Quant aux difficultés relatives aux affaires d'Amiens, je n'y réponds pas aujourd'hui,
M. Caille et M. Trousseau devant venir vendredi pour s'entendre avec nous et
régler les choses pour le mieux. Demandez à Dieu que nous atteignions ce but.
La publicité à donner dans la Revue
des Associations Catholiques à la création de la Commission est
subordonnée aux résultats de cette entrevue.
J'ai reçu hier le timbre humide que vous aviez commandé à Arras. J'en accuserai
réception au graveur et paierai les 30f
qu'il réclame, dès que vous aurez donné votre approbation ou vos observations.

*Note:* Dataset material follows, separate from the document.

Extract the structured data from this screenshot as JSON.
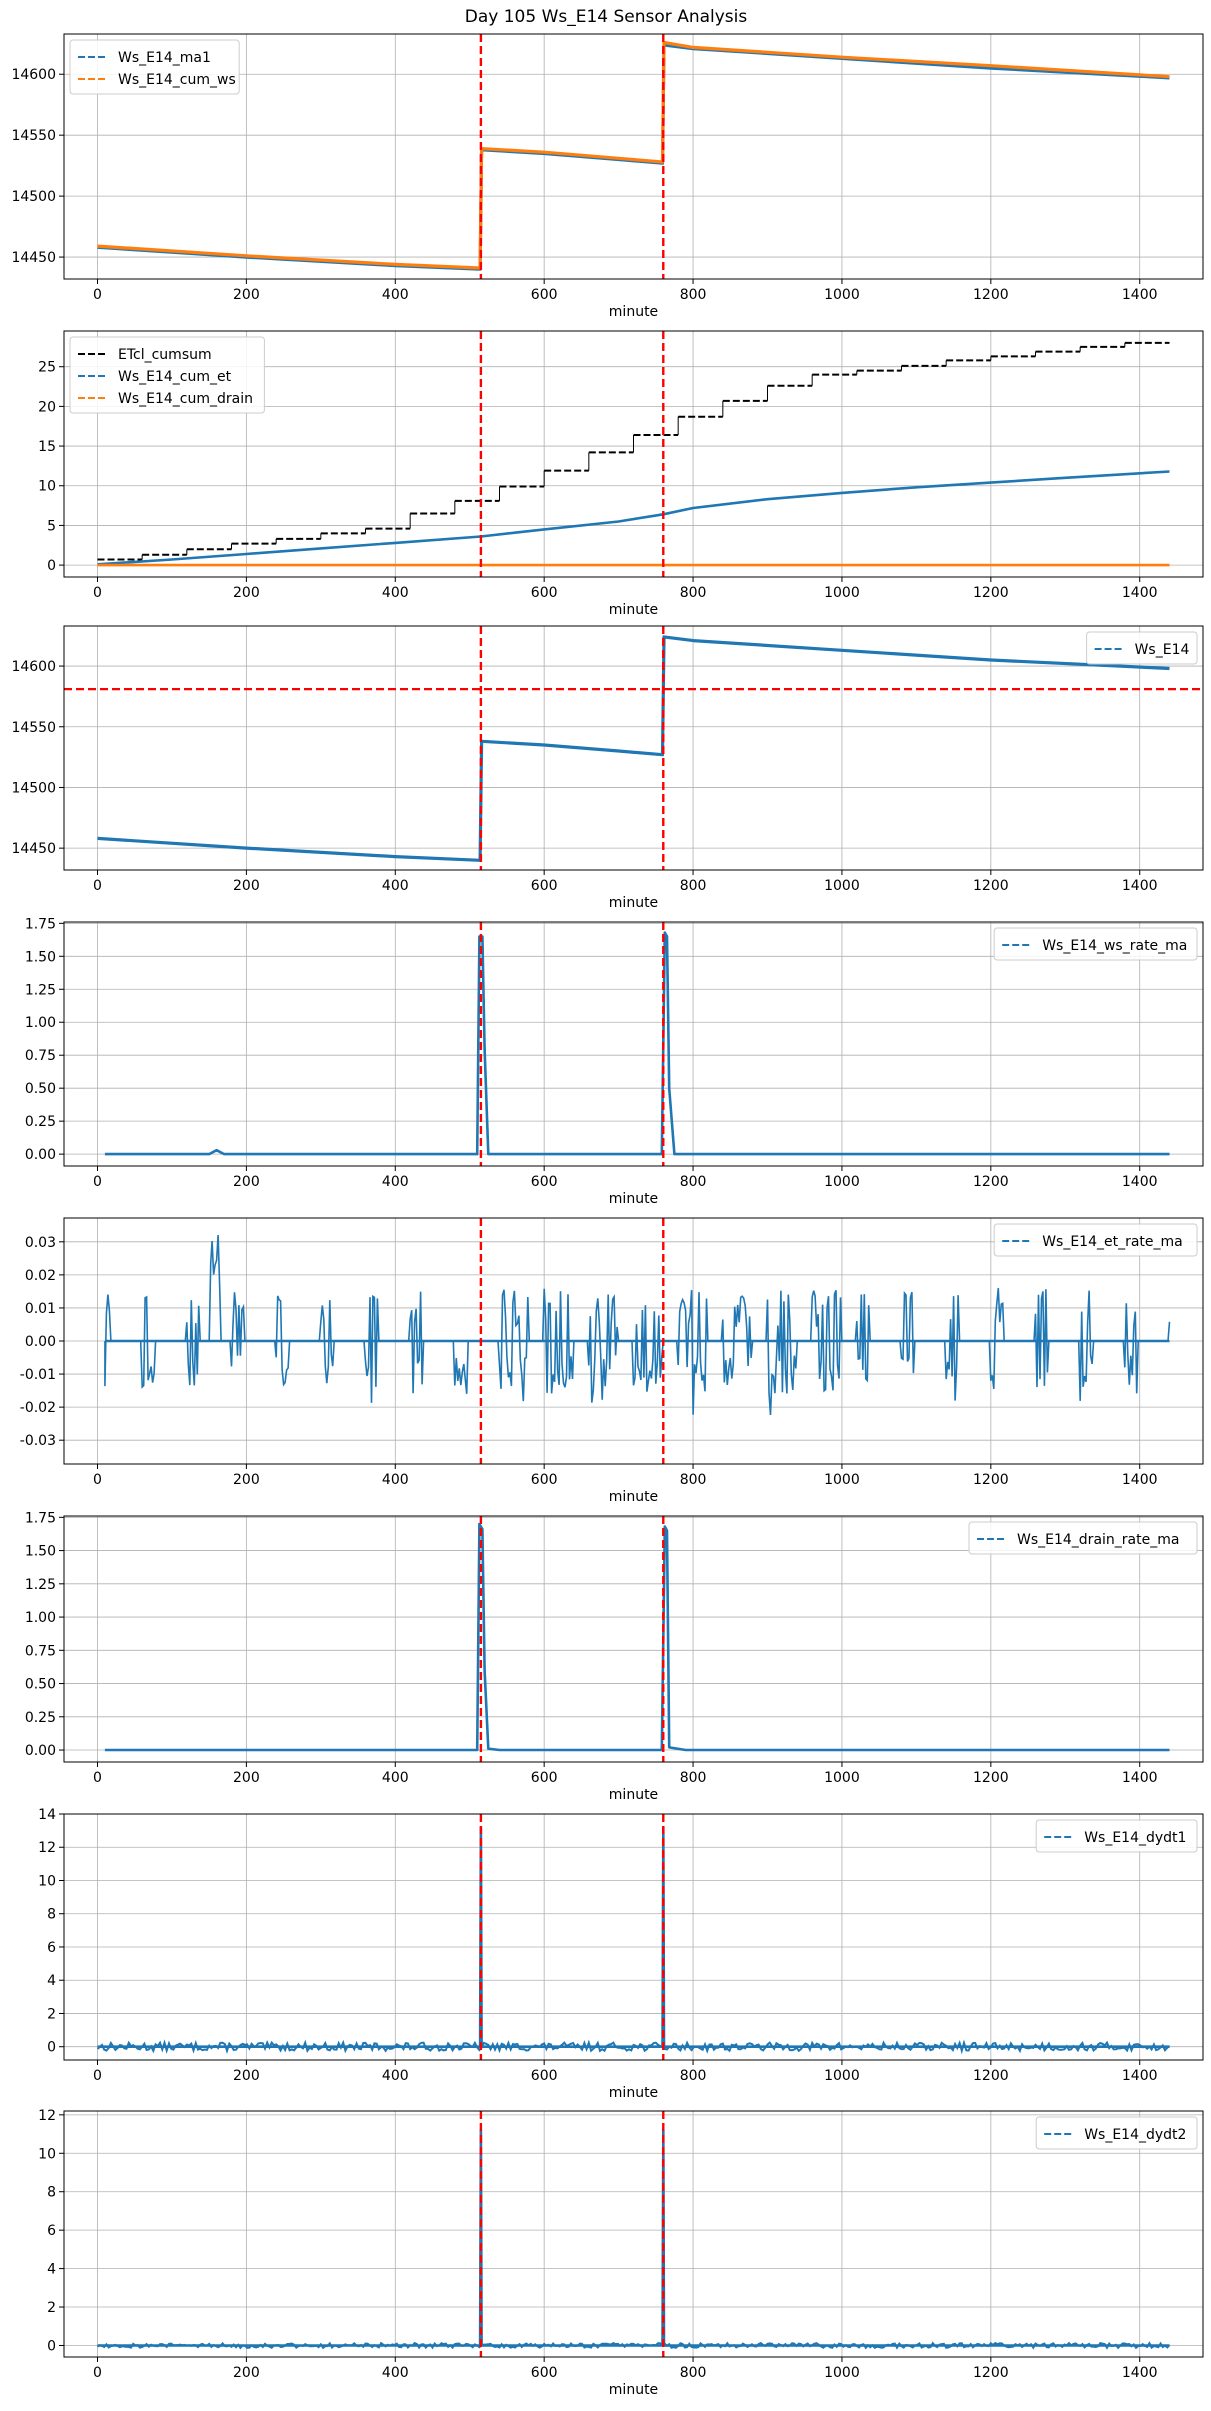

Je ferai votre commission près de M. Maignen pour les lettres d'obédience. Je
partage votre avis sur le moment à choisir pour notifier aux ff. votre exaltation.
L'importance de la chose sera ainsi mieux sentie. Nous suivons avec le plus vif
intérêt les détails que vous nous donnez sur votre santé; puissiez-vous nous la
rapporter vigoureuse, solide, afin que nous en puissions tirer tout le parti
possible.
Veuillez offrir à Mme de Varax nos plus respectueux souvenirs. Ce
n'est pas sans attendrissement que je vois de loin cette vénérée Mère copiant
patiemment vos grimoires. Je m'enfonce de plus en plus dans mon admiration pour
l'amour des mères; comme je vous l'ai dit, c'est le dernier refuge de mes
complaisances, en ce qui est de la terre.
Adieu, mon bien cher ami et fils en N.S.; tous nos ff. vous aiment et vous
attendent, et vous feront au retour le plus cordial accueil.
Votre tout affectionné ami et Père en N.S.